1. L’État et les collectivités territoriales doivent leur couper les vivres en cessant les subventionner. Sur ce point, nous pouvons agir en refusant nos futurs bulletins de vote à tout élu qui a voté de telles subventions et demander des engagements formels et publics à tout candidat à des élections.
2. Nous devons dénoncer les ministres et les collectivités territoriales qui ont passé des conventions policières ou judiciaires avec ces officines privées et partisanes. En aucun cas, ces pouvoirs régaliens de l’État ne peuvent être assumés par elles ou même partagées avec elles.
3. Dans le même ordre d’idées, ces associations ouvertement politiques et sectaires ne sauraient participer en quoi que ce soit à tout organisme relevant de l’État comme la Halde ou la CNCDH (Commission nationale consultative des droits de l’homme). Les pouvoirs publics n’ont pas à donner à ces groupuscules militants des tribunes officielles pour étaler leur propagande totalement biaisée (voire bidonnée comme par exemple le rapport du Mrap sur le « racisme sur Internet » diffusé par la CNCDH). Le contribuable n’a pas à financer les émoluments de ces groupuscules sous couvert de participation à des instances nationales.
4. Il faut réformer les lois dites « antiracistes » afin qu’elles ne servent plus de prétexte à des atteintes à la liberté d’expression et à des persécutions politiques, philosophiques ou religieuses. Le législateur doit rétablir explicitement le droit de critiquer une religion, ses pratiques, et même tout comportement de groupes de personnes. On a le droit de s’exprimer sur les dires et les actions de communautés politiques, professionnelles ou syndicales. Il doit en être strictement de même envers les adeptes d’une religion ou d’une idéologie, les activistes d’un lobby quelconque ou d’une communauté ethnique ou revendiquée comme extra-nationale.
5. Il faut revoir les conditions légales des possibilités de constitution civile par les associations. Limiter par exemple les dommages-intérêts à l’euro symbolique. Ne les autoriser à ester que pour des causes strictement conformes à leur objet social. Débouter toute association prônant des comportements illégaux (aide aux clandestins, boycotts discriminatoires, etc.) ou contraires à l’ordre public (comme par exemple la démarche raciale du Cran ou le soutien du Mrap au Hamas et au Hezbollah).
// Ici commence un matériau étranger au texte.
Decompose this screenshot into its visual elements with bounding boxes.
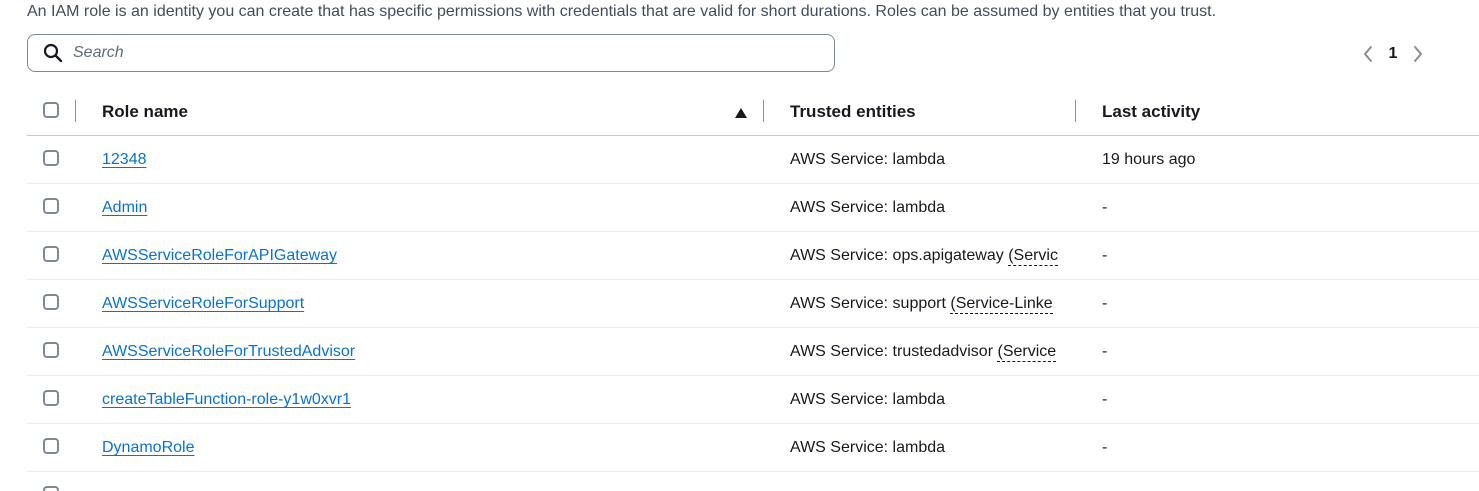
trusted-entity: AWS Service: lambda bbox=[790, 391, 946, 408]
table-row: DynamoRole AWS Service: lambda - bbox=[27, 424, 1479, 472]
last-activity: - bbox=[1102, 439, 1108, 456]
iam-roles-page: An IAM role is an identity you can creat… bbox=[0, 0, 1479, 491]
trusted-entity: AWS Service: trustedadvisor bbox=[790, 343, 994, 360]
column-divider[interactable] bbox=[763, 100, 764, 122]
trusted-entity: AWS Service: support bbox=[790, 295, 946, 312]
table-row: AWSServiceRoleForAPIGateway AWS Service:… bbox=[27, 232, 1479, 280]
table-row: AWSServiceRoleForSupport AWS Service: su… bbox=[27, 280, 1479, 328]
row-checkbox[interactable] bbox=[43, 246, 59, 262]
role-name-link[interactable]: 12348 bbox=[102, 151, 147, 168]
service-linked-popover[interactable]: (Servic bbox=[1008, 247, 1058, 266]
page-description: An IAM role is an identity you can creat… bbox=[27, 3, 1217, 20]
row-checkbox[interactable] bbox=[43, 486, 59, 491]
chevron-left-icon[interactable] bbox=[1356, 40, 1380, 68]
column-header-trusted-entities[interactable]: Trusted entities bbox=[790, 88, 916, 135]
table-row: createTableFunction-role-y1w0xvr1 AWS Se… bbox=[27, 376, 1479, 424]
column-header-role-name[interactable]: Role name bbox=[102, 88, 188, 135]
table-row: AWSServiceRoleForTrustedAdvisor AWS Serv… bbox=[27, 328, 1479, 376]
table-header: Role name Trusted entities Last activity bbox=[27, 88, 1479, 136]
chevron-right-icon[interactable] bbox=[1406, 40, 1430, 68]
select-all-checkbox[interactable] bbox=[43, 102, 59, 118]
role-name-link[interactable]: AWSServiceRoleForTrustedAdvisor bbox=[102, 343, 355, 360]
pagination: 1 bbox=[1356, 40, 1430, 68]
role-name-link[interactable]: DynamoRole bbox=[102, 439, 194, 456]
role-name-link[interactable]: AWSServiceRoleForAPIGateway bbox=[102, 247, 337, 264]
search-input[interactable] bbox=[73, 44, 773, 62]
row-checkbox[interactable] bbox=[43, 294, 59, 310]
role-name-link[interactable]: Admin bbox=[102, 199, 147, 216]
roles-table: Role name Trusted entities Last activity… bbox=[27, 88, 1479, 491]
row-checkbox[interactable] bbox=[43, 150, 59, 166]
trusted-entity: AWS Service: lambda bbox=[790, 199, 946, 216]
row-checkbox[interactable] bbox=[43, 342, 59, 358]
table-row: Admin AWS Service: lambda - bbox=[27, 184, 1479, 232]
trusted-entity: AWS Service: lambda bbox=[790, 439, 946, 456]
last-activity: 19 hours ago bbox=[1102, 151, 1196, 168]
search-icon bbox=[43, 43, 63, 63]
search-box[interactable] bbox=[27, 34, 835, 72]
trusted-entity: AWS Service: lambda bbox=[790, 151, 946, 168]
last-activity: - bbox=[1102, 199, 1108, 216]
sort-ascending-icon[interactable] bbox=[734, 106, 748, 118]
table-row-partial bbox=[27, 472, 1479, 491]
role-name-link[interactable]: createTableFunction-role-y1w0xvr1 bbox=[102, 391, 351, 408]
table-row: 12348 AWS Service: lambda 19 hours ago bbox=[27, 136, 1479, 184]
last-activity: - bbox=[1102, 391, 1108, 408]
row-checkbox[interactable] bbox=[43, 198, 59, 214]
column-divider bbox=[75, 100, 76, 122]
service-linked-popover[interactable]: (Service bbox=[997, 343, 1057, 362]
trusted-entity: AWS Service: ops.apigateway bbox=[790, 247, 1004, 264]
last-activity: - bbox=[1102, 247, 1108, 264]
column-header-last-activity[interactable]: Last activity bbox=[1102, 88, 1200, 135]
role-name-link[interactable]: AWSServiceRoleForSupport bbox=[102, 295, 304, 312]
last-activity: - bbox=[1102, 295, 1108, 312]
column-divider[interactable] bbox=[1075, 100, 1076, 122]
row-checkbox[interactable] bbox=[43, 390, 59, 406]
last-activity: - bbox=[1102, 343, 1108, 360]
service-linked-popover[interactable]: (Service-Linke bbox=[950, 295, 1053, 314]
page-number-current[interactable]: 1 bbox=[1380, 45, 1406, 63]
row-checkbox[interactable] bbox=[43, 438, 59, 454]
Puisque nous sommes déjà en pleine campagne électorale pour la présidentielle et les législatives, soyons vigilants sur les programmes des uns et des autres, mettons les politiques et les candidats au pied du mur sur chacun de ces points. C’est notre devoir citoyen, car la liberté est la première valeur de notre République et de notre démocratie.
Il ne faut pas se contenter de telle ou telle victoire partielle contre le Mrap ou la Licra devant les tribunaux. Il faut éradiquer définitivement toutes les épées de Damoclès que ces activistes font peser sur les Français, ainsi que leur racket organisé contre tous ceux qui refusent de se soumettre à leurs oukases.